Additional Insights on PCOS and Metformin
PCOS, a combination of oligomenorrhea or anovulation with hyperandrogenism, affects approximately 5 to 7 percent of women of reproductive age. This neuroendocrine abnormality may be caused by elevated luteinizing hormone (LH) levels and more frequent pulses of LH secretion. Women with hyperandrogenism also have increased insulin resistance, which manifests as increased body mass index (BMI), increased waist-to-hip ratio or, in severe cases, acanthosis nigricans. The combination of severe insulin resistance and LH stimulation results in increased ovarian secretion of testosterone, leading to the virilizing features of PCOS. The syndrome should be suspected in women with hirsutism, irregular menstruation, or infertility. Traditional treatment involves the use of clomiphene therapy and weight loss for sub-fertility, and combination oral contraceptives plus spironolactone for hirsutism.
Metformin is effective in achieving weight loss in women with PCOS. It potentiates the low-calorie diets typically used to achieve the BMI of 20 to 25 kg per m2 that is necessary for the return of ovulation. In one study of 150 obese women, a 10 percent reduction in BMI was achieved with metformin therapy. In another study, metformin plus a low-calorie diet was superior to the low-calorie diet alone for weight loss in women with PCOS. The weight loss action of metformin appears to be caused by the reduction in insulin resistance as well as by appetite suppression.

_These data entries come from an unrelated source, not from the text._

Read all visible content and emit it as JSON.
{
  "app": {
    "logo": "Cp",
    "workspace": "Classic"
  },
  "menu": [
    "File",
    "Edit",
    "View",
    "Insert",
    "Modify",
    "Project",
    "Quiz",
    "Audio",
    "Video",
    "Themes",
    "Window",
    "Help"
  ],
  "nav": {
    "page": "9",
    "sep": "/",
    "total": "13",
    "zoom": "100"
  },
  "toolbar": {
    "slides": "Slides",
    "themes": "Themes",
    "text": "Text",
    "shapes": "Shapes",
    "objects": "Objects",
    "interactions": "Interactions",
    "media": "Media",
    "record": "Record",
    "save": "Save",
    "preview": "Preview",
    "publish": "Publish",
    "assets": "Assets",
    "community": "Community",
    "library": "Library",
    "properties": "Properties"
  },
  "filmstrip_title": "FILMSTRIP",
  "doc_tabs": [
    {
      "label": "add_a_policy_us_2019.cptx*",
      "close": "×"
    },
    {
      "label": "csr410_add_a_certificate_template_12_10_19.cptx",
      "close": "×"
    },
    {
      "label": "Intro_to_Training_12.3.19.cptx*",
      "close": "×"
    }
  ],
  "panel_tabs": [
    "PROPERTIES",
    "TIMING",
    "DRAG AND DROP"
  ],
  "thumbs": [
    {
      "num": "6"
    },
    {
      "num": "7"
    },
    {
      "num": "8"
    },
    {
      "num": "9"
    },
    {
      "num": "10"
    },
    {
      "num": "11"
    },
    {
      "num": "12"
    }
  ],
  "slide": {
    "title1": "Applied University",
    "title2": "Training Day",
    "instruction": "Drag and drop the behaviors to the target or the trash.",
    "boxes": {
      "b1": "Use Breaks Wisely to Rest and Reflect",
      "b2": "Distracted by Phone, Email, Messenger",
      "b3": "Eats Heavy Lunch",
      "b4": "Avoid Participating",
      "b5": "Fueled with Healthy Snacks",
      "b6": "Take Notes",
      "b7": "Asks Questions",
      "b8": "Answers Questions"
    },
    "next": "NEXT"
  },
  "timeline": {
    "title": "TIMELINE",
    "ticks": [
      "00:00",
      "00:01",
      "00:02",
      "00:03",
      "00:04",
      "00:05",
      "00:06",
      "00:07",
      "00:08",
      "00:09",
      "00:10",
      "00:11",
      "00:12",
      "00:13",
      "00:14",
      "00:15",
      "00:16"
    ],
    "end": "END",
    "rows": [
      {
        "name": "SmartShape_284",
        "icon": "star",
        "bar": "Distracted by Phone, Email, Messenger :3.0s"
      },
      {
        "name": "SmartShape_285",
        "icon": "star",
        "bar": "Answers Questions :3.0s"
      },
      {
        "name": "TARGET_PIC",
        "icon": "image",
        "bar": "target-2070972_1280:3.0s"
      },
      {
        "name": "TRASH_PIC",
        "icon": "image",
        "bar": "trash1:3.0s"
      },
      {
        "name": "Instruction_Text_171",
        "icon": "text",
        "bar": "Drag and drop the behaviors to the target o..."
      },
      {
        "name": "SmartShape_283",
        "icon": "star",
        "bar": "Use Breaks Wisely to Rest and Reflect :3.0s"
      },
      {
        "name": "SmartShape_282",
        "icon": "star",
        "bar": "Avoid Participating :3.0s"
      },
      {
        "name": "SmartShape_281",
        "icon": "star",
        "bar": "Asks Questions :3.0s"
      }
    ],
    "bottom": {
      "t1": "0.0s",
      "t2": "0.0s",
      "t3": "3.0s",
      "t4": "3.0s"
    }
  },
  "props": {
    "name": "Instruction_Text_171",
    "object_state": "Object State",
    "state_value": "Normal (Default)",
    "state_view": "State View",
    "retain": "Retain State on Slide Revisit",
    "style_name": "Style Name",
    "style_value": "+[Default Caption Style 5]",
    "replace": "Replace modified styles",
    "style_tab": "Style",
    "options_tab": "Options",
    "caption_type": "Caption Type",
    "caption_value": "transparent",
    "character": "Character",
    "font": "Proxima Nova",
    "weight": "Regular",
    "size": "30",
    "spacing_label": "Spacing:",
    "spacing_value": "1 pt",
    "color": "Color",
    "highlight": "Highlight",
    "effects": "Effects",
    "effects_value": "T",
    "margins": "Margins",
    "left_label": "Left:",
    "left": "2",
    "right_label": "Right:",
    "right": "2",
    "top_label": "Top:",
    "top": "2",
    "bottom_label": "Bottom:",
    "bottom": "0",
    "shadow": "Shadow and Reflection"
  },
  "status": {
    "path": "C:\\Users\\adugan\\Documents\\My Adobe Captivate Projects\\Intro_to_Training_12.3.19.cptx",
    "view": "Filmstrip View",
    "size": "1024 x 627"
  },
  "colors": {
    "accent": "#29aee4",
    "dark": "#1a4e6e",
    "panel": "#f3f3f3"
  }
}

The effects of metformin on menstrual function and infertility may be caused by decreased insulin resistance and lowered testosterone levels. In a long-term study of 23 women with PCOS, one half of those treated with metformin resumed regular menstruation. The effect appears to increase with duration of treatment. Studies of women who were treated for at least six months report that more than 90 percent of women resumed regular menstruation. Four to six months of therapy are thought to be necessary for ovulation to commence.
In studies, about 5 percent of patients discontinued metformin therapy because of side effects, but more than one half of patients reported diarrhea, and one fourth experienced other gastrointestinal upsets. A rare but potentially serious side effect is lactic acidosis in patients with renal insufficiency. Metformin in dosages of 1,500 to 2,550 mg per day addresses the major aspects of PCOS management and is expected to become more widely used to treat this syndrome. Because of the gastrointestinal side effects of metformin, the usual starting dosage is 500 mg taken with the largest meal of the day. If tolerated, the dosage is gradually increased to 500 mg with each meal.